— Вон посмотри на то полотно, — Демидов показал на дальнюю стену мастерской. — Смоленская площадь, октябрь девяносто третьего года. Картина, по моему разумению, закончена. Почему? Толпа — соединение цвета и движения, стихия, вихрь, одержимость на лицах, обращенных в сторону баррикады. Главное — передано: объем в движении. Больше ничего не надо. Ни одного мазка.
— И в «Катастрофе» больше ничего не надо! — горячо повторил Андрей. — Ни одного мазка! Твоя картина ошеломляет каким-то роковым ужасом. Для меня она страшнее, чем «Гибель Помпеи». В «Помпее» есть что-то искусственное, застывшее.
Демидов, неодобрительно кряхтя, большой, сутуловатый, приблизился к Андрею, все стоявшему перед занавешенной картиной, с шутливой насупленностью положил ладонь ему на плечо, смоляные всезнающие глаза его затеплились.
— Дружочек, единственный мой родной человек, «Помпею» и «Катастрофу» сравнивать не надо. Брюллов ужаснулся бы нашему времени, моему колориту и сюжету. Я ужасаюсь у Брюллова академизму и покорному подражанию античности. Хотя огромный мастер Божьей милостью. Но не в этом дело… не в сравнениях…
— Да, не в этом.
— Вот послушай меня. Давай походим и поговорим. — И Демидов вместе с Андреем начал ходить по мастерской, как любил ходить с Василием Ильичом, заговорщицки обсуждая колорит или чародейство светотени. — Три года назад в Болгарии, — после молчания заговорил Демидов, кряхтя в бороду, — художники, мои друзья, повели меня к Ванге, старой женщине, слепой от рождения. Обладала великая старушка сверхсилой ясновидения. Многое предсказала неслыханно точно. Скажем, и начало Отечественной войны, и конец войны, и полет Гагарина в космос. В разговоре я сказал ей, что несколько лет пишу картину, в которой сюжет хочу довести до сверхсюжета, до сверхтрагического обобщения, потому что плохо на душе, мучаюсь и не знаю, успею ли закончить… до смертного часа… И вот что она, Андрюша, сказала: «Не беспокой душу. Как только закончишь картину, так и умрешь. Не торопись со своим делом».

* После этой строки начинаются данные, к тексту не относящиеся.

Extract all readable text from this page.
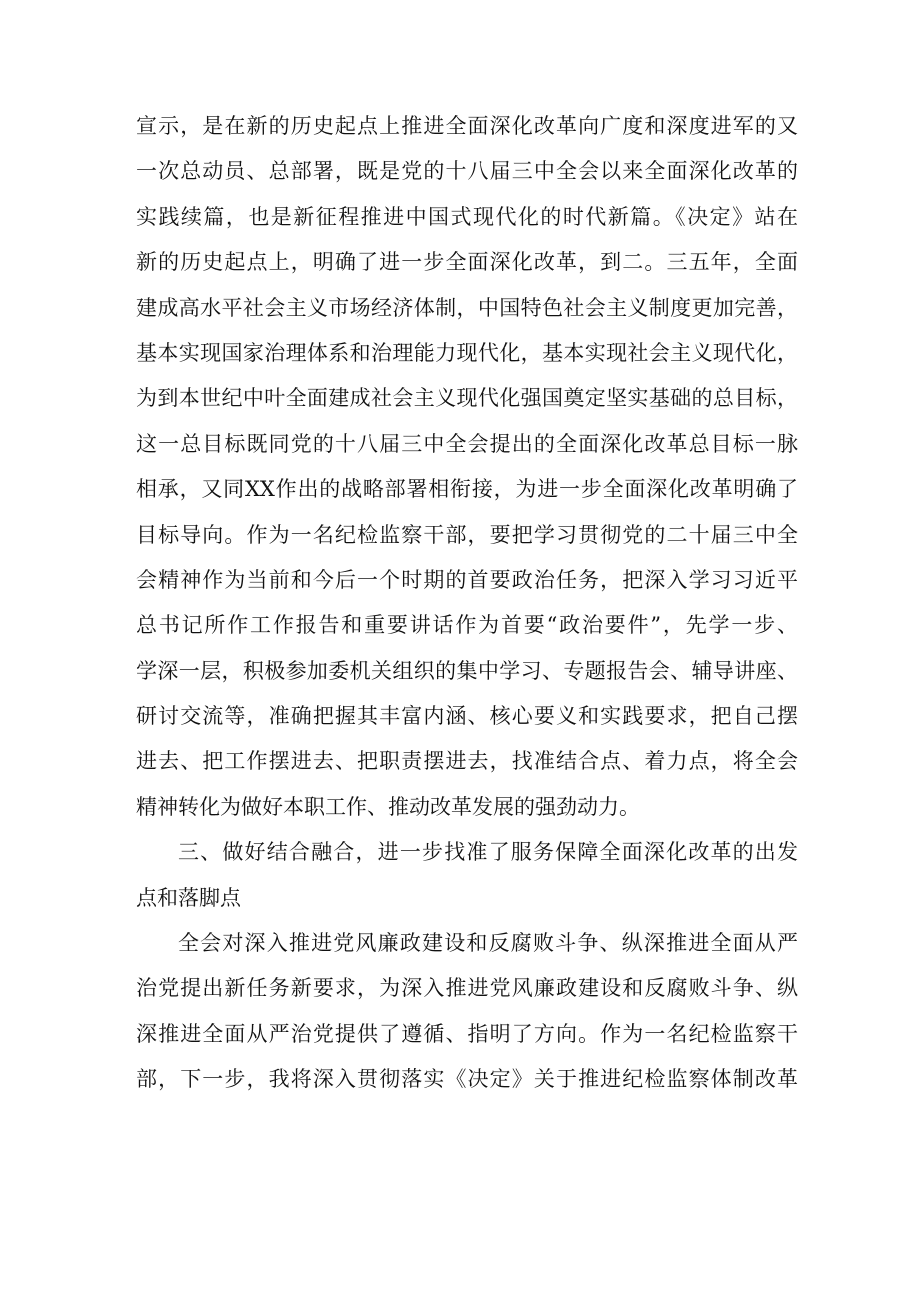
宣示，是在新的历史起点上推进全面深化改革向广度和深度进军的又
一次总动员、总部署，既是党的十八届三中全会以来全面深化改革的
实践续篇，也是新征程推进中国式现代化的时代新篇。《决定》站在
新的历史起点上，明确了进一步全面深化改革，到二。三五年，全面
建成高水平社会主义市场经济体制，中国特色社会主义制度更加完善，
基本实现国家治理体系和治理能力现代化，基本实现社会主义现代化，
为到本世纪中叶全面建成社会主义现代化强国奠定坚实基础的总目标，
这一总目标既同党的十八届三中全会提出的全面深化改革总目标一脉
相承，又同XX作出的战略部署相衔接，为进一步全面深化改革明确了
目标导向。作为一名纪检监察干部，要把学习贯彻党的二十届三中全
会精神作为当前和今后一个时期的首要政治任务，把深入学习习近平
总书记所作工作报告和重要讲话作为首要“政治要件”，先学一步、
学深一层，积极参加委机关组织的集中学习、专题报告会、辅导讲座、
研讨交流等，准确把握其丰富内涵、核心要义和实践要求，把自己摆
进去、把工作摆进去、把职责摆进去，找准结合点、着力点，将全会
精神转化为做好本职工作、推动改革发展的强劲动力。
三、做好结合融合，进一步找准了服务保障全面深化改革的出发
点和落脚点
全会对深入推进党风廉政建设和反腐败斗争、纵深推进全面从严
治党提出新任务新要求，为深入推进党风廉政建设和反腐败斗争、纵
深推进全面从严治党提供了遵循、指明了方向。作为一名纪检监察干
部，下一步，我将深入贯彻落实《决定》关于推进纪检监察体制改革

— От болгар я слышал про Вангу, — выговорил Андрей, почему-то не осмеливаясь взглянуть в лицо деда. — Предсказательница удивительная. И умница, если она сказала тебе: «не торопись». Не торопись, дедушка.
Демидов легонько сжал плечо Андрея, повернул его к себе, долго смотрел в нахмуренное лицо внука.
— Подозреваю, случится раньше.
— Да что случится? Что ты, дедушка?
— Говорю тебе, подозреваю.
— Прошу, не скрывай ничего, — заговорил в замешательстве Андрей. — Я замечаю в последнее время: с тобой что-то не так, ты нездоров? Так давай что-нибудь делать. Есть же в конце концов поликлиника…
Демидов махнул рукой:
— Крепости берутся, внук, или штурмом извне, или предательством изнутри.
— Опять не все понял.
— В поликлинике был, был. Электрокардиограмма, рентген, какой-то новый хитрый аппарат — эхо… потом сутки носил на заднице сердечный монитор, натер ягодицу, как наждаком. Да, о чем мы? Не будем о таких противных вещах. Сердчишко предает. Но все естественно, все по божественному расписанию. Не в пример нашей славной молодой державе! — добавил он неискренно живо и сделал выходку, выставил вперед ногу, лихо сверкнул глазами, ударил ладонь о ладонь, вроде бы намереваясь пуститься в пляс, пропел басом: — Ах, барыня, барыня, сударыня барыня, одолжи двадцать копеек, а бессмертность я верну! Эх, ах, эх, ах!.. — И сейчас же оборвал выходку, проговорил с хрипотцой чрезмерной усталости: — С картиной, Андрюша, я прощусь очень скоро. Навсегда. Старый хрыч надоел всем. И сам себе… И живописи осточертел. Иди спать, я что-то переутомился. Детали изнашиваются и — в переплав. Все естественно, дружок. Всему есть предельный срок. И вот видишь, Елена Петровна, твоя бабушка, стала сниться мне молодой. Значит, скучают там, зовут… Одиночество — страшная штука, внучек. Лучше — нихтзейн…
Андрей в порыве нежности и тоски обнял деда, чувствуя его табачное дыхание, смешанный запах красок и глины от его рабочей ковбойки, и так они стояли посредине мастерской, не говоря друг другу ни слова.